Two events should be decisive in the near term: the American congressional election in November and the Ukrainian winter that follows. Clearly, Brussels and Washington are trying to put lipstick on the Ukrainian pig in the run-up to November. Just as clearly, Russia is going to have a better winter than Ukraine, Europe, and America, all of whom are about to be throttled with a political and economic blizzard of epic, if not unknown dimensions.

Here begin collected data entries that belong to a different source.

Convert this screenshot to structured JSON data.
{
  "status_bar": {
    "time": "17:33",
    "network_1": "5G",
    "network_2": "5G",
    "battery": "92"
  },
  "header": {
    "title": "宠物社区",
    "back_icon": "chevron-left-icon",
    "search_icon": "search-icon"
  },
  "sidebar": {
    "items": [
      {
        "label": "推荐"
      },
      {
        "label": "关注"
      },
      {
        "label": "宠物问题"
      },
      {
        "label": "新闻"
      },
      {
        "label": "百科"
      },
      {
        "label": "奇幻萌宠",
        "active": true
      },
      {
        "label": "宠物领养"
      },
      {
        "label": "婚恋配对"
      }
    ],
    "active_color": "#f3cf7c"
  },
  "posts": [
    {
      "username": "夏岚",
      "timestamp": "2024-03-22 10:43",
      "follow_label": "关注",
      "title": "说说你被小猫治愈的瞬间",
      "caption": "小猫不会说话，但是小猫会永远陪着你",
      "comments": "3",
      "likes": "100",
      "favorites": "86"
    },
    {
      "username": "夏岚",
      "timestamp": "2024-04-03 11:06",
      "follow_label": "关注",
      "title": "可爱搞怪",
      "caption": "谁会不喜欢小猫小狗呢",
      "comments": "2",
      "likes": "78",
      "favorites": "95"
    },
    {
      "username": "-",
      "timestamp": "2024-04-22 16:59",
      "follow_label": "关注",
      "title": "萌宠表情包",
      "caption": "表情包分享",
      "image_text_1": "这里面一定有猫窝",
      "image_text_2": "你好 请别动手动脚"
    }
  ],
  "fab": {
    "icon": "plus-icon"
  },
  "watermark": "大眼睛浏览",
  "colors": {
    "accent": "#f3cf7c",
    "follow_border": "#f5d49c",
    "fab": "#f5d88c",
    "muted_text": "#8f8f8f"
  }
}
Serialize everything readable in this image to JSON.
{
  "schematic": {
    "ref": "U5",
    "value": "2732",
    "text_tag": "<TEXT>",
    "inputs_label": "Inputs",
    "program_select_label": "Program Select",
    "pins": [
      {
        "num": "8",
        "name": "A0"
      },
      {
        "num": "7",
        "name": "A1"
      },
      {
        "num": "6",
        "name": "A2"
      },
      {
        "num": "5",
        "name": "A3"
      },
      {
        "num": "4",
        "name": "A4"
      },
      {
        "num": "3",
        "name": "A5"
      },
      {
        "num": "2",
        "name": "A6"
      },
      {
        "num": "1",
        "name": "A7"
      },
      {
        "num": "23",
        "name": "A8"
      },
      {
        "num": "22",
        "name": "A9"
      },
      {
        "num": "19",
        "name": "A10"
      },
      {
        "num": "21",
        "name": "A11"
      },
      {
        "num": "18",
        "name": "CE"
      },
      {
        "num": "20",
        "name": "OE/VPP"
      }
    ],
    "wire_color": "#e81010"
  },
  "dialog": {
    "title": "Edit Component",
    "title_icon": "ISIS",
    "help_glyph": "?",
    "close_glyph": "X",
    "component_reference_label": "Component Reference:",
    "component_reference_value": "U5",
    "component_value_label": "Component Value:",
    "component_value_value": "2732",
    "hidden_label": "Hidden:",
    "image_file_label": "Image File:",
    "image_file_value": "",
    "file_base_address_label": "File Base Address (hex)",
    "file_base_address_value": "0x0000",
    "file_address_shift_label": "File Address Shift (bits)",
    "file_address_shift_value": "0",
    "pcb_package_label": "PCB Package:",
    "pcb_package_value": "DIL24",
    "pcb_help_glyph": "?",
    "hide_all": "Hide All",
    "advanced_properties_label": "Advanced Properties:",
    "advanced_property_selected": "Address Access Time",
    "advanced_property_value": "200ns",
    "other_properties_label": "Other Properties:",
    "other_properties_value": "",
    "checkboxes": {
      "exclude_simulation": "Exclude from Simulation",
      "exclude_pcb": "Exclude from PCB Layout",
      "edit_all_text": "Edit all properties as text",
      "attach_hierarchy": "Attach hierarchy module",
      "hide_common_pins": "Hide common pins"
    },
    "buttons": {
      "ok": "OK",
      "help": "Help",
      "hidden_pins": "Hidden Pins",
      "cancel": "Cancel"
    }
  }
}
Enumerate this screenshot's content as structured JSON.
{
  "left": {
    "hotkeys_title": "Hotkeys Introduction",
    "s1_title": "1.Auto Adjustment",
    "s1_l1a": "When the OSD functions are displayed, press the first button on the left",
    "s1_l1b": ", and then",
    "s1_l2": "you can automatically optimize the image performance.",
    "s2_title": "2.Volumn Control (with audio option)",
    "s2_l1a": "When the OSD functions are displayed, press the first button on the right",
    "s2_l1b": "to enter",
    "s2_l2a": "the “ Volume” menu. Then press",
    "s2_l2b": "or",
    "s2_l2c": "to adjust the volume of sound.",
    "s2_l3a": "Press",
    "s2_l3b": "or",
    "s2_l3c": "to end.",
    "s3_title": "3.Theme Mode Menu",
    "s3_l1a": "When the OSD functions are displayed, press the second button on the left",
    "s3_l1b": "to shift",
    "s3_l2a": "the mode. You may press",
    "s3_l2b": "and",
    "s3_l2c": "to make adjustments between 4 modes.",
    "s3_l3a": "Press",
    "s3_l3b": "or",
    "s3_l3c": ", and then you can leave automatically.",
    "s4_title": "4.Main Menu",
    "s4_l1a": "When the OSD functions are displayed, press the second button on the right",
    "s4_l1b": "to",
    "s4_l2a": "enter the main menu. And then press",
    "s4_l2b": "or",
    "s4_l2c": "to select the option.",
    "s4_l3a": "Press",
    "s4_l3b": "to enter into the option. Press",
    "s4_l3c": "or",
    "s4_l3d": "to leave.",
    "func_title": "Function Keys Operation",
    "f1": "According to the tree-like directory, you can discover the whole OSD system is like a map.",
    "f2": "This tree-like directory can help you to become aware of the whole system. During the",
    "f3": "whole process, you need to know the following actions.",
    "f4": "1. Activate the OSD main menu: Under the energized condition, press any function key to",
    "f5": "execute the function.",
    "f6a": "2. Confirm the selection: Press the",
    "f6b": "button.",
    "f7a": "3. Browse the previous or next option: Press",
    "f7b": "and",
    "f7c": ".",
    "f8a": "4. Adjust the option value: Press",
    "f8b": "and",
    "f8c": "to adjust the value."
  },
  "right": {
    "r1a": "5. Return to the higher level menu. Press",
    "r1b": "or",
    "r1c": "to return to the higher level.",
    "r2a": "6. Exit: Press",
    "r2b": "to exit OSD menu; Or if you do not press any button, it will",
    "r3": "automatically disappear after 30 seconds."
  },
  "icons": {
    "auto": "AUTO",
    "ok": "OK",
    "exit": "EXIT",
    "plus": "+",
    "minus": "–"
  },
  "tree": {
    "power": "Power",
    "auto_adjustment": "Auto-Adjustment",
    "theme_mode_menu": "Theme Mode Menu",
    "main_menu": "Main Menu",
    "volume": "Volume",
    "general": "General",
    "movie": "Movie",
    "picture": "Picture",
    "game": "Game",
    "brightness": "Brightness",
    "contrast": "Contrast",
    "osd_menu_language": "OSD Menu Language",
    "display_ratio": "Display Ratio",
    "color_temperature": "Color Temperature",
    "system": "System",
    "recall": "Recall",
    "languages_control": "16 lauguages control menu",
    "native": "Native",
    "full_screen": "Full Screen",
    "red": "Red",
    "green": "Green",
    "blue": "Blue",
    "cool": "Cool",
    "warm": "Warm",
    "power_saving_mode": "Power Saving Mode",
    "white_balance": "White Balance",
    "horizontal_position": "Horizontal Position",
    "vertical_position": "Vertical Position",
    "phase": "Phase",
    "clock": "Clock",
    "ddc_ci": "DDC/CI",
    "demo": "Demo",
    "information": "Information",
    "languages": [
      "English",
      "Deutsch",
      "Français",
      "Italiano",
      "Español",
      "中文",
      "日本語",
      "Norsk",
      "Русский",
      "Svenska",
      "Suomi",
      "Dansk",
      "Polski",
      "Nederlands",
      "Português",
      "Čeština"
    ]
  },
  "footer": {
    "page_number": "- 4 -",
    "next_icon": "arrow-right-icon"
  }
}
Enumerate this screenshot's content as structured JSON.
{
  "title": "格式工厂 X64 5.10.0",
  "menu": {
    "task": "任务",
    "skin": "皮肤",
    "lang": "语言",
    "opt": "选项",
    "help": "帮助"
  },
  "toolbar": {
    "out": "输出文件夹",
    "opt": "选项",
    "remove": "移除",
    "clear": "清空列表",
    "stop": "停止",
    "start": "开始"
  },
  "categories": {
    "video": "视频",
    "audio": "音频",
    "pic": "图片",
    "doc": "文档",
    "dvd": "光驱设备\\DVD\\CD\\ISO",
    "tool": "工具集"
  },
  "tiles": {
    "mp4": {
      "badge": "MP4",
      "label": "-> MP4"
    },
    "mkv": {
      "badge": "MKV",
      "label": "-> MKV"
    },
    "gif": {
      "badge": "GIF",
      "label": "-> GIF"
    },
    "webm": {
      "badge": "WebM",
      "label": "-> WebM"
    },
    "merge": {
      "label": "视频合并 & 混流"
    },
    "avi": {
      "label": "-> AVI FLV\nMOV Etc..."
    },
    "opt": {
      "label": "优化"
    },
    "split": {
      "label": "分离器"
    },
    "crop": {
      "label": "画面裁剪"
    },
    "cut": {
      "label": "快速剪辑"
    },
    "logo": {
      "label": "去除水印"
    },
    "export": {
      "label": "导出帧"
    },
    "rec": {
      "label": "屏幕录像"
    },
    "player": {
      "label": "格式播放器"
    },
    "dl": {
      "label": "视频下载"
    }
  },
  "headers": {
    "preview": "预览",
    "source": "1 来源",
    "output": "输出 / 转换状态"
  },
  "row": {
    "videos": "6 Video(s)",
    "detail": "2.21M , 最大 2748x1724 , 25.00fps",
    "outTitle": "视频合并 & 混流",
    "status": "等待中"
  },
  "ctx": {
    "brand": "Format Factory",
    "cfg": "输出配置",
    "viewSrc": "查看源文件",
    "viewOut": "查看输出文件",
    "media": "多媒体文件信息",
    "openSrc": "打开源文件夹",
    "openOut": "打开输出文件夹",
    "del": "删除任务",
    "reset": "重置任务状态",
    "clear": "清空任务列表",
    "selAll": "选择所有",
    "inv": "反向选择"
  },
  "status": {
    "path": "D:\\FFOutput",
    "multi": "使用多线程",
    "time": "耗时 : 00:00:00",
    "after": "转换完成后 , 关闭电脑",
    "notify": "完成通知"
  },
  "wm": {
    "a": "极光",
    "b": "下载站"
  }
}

With a cold moon rising over Washington and Brussels, "Putin's war" could become Biden's albatross, like Afghanistan, another self-inflicted humiliation. If we know anything about the Kremlin, we know two things. They can absorb the casualties, and they can endure the steppe winter. There is no history, or modern evidence, to suggest that Europe or America, one on one or collectively, will endure or relish similar discomforts — to say nothing of weathering a looming economic blight. The signs of ennui are everywhere, the usual press suspects have moved on, and Ukraine is no longer covered above the fold in America.
So far, the Russians are winning, and they have yet to break out their snowshoes, parkas, and skis.
Indeed, nobody does war and winter like a Russian.
The author writes about the politics of national security. Colonel Donovan was the former director of research and Russian (Soviet) studies for USAF Intelligence.